O sırada Chris ve arkadaşları tam da Lena ve Adrienın önünden geçti. Chris ikisinin öyle görünce ufak bir kahkahayla atıldı "Aww şu çifte kumrulara bir baksanıza. Adriencık biricik Lenasını teselli ediyormuş. Ah ama sana kötü haberlerim var Adrien. Lena asla eskisi gibi olmayacak... ". Adrien ona nefretle bakıyordu. Son dediğini duyunca kafası yere dönük olan Lena başını kaldırdı ve Chrisle göz göze geldi ve Chris " Çünkü o paramparça" dedi Lenayı yaptığı şeyle daha çok üzmek istermişcesine. Etrafındaki arkadaşları da Chrisi desteklemek için güldüler. Adrien kendine daha fazla hakim olamadı hızla ayağa kalktı. Ona doğru hızlı adımlarla yürüdü ve ona bir yumruk attı. Yumruğun etkisiyle Chris sarsıldı ve kanayan burnunu tuttu. Etrafındakiler gibi Lena da bunu beklemiyordu o da çığlık attı. Her ne kadar bunu hakkettiğini düşünse de.
Ad:"Söylesene bundan keyif mi alıyorsun bir "Kaltak" olmaktan"

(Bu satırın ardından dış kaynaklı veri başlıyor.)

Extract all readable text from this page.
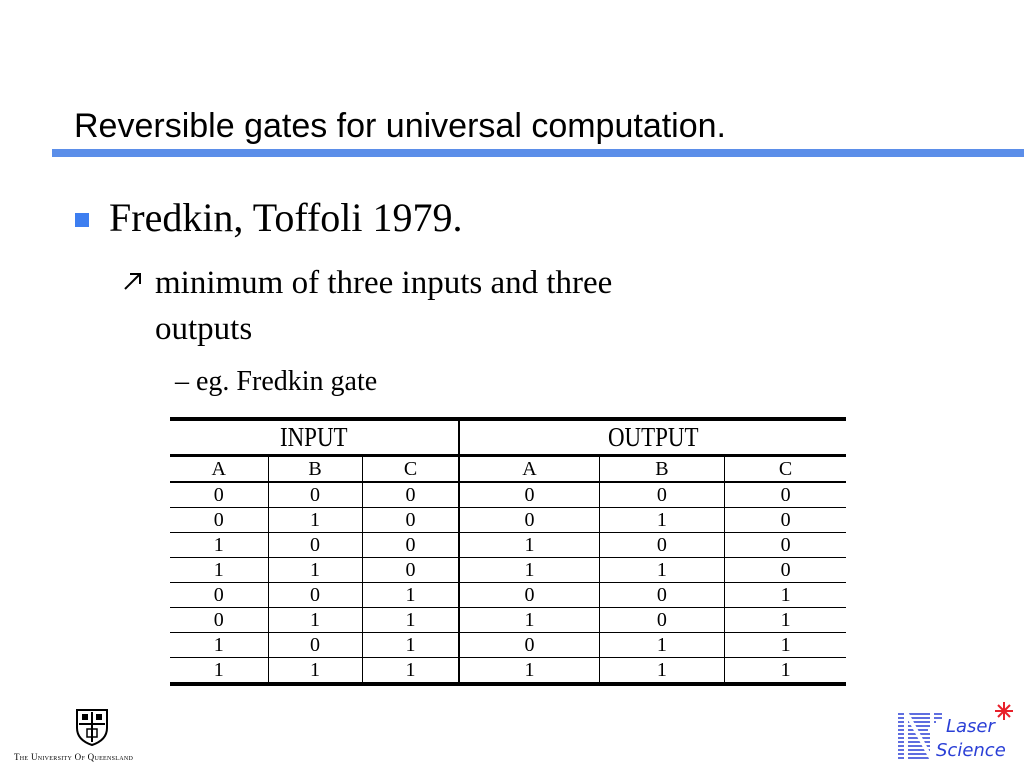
Reversible gates for universal computation.
Fredkin, Toffoli 1979.
minimum of three inputs and three
outputs
– eg. Fredkin gate
INPUT			OUTPUT		
A	B	C	A	B	C
0	0	0	0	0	0
0	1	0	0	1	0
1	0	0	1	0	0
1	1	0	1	1	0
0	0	1	0	0	1
0	1	1	1	0	1
1	0	1	0	1	1
1	1	1	1	1	1
The University Of Queensland
Laser
Science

Ch:"Boyundan büyük işlere bulaşma Agreste"
Ad:"Ah öyle mi!?!"
Dedi ve üstünlüğü sağlamak için onu sertçe itti. Burnundan soluyordu adeta. Bunu nasıl yapabilmişti Lenaya. Sonra etrafındaki kalabalığı ve hepsinin onları izlediğini fark etti ama umrumda değildi. Yaptıkları affedilemezdi. Chrisin arkadaşları hemen onun yanına gitti. Adrien da ona nefretle bakıp Lenanın yanına geri gitti ve elinden tutarak kalabalığın içinden geçerek gittiler.
...
Adrien Lenayı kampüsün bahçesine, kimsenin olmadığı bir yere, götürmüştü. Hala çok sinirliydi. Bir duvara yaslanıp olayların şokunu atlatmaya çalıştılar. Lena Adrienın onun için yaptığı şeyden çok etkilenmişti ve duygulanmıştı.
Le:"Şey Adrien teşekkür ederim... Yani benim için bunu yapman-"
Ad:"Sadece o pisliğe hakkettiğini verdim, bunun için teşekküre gerek yok"
Adrien ona baktı ve gülümsedi Lena da ona geri gülümsedi. O an Lenanın aklına bir şey takıldı ve Adriena sordu
Le: "Adrien, Chris sana ben gelmeden önce ne demişti!?"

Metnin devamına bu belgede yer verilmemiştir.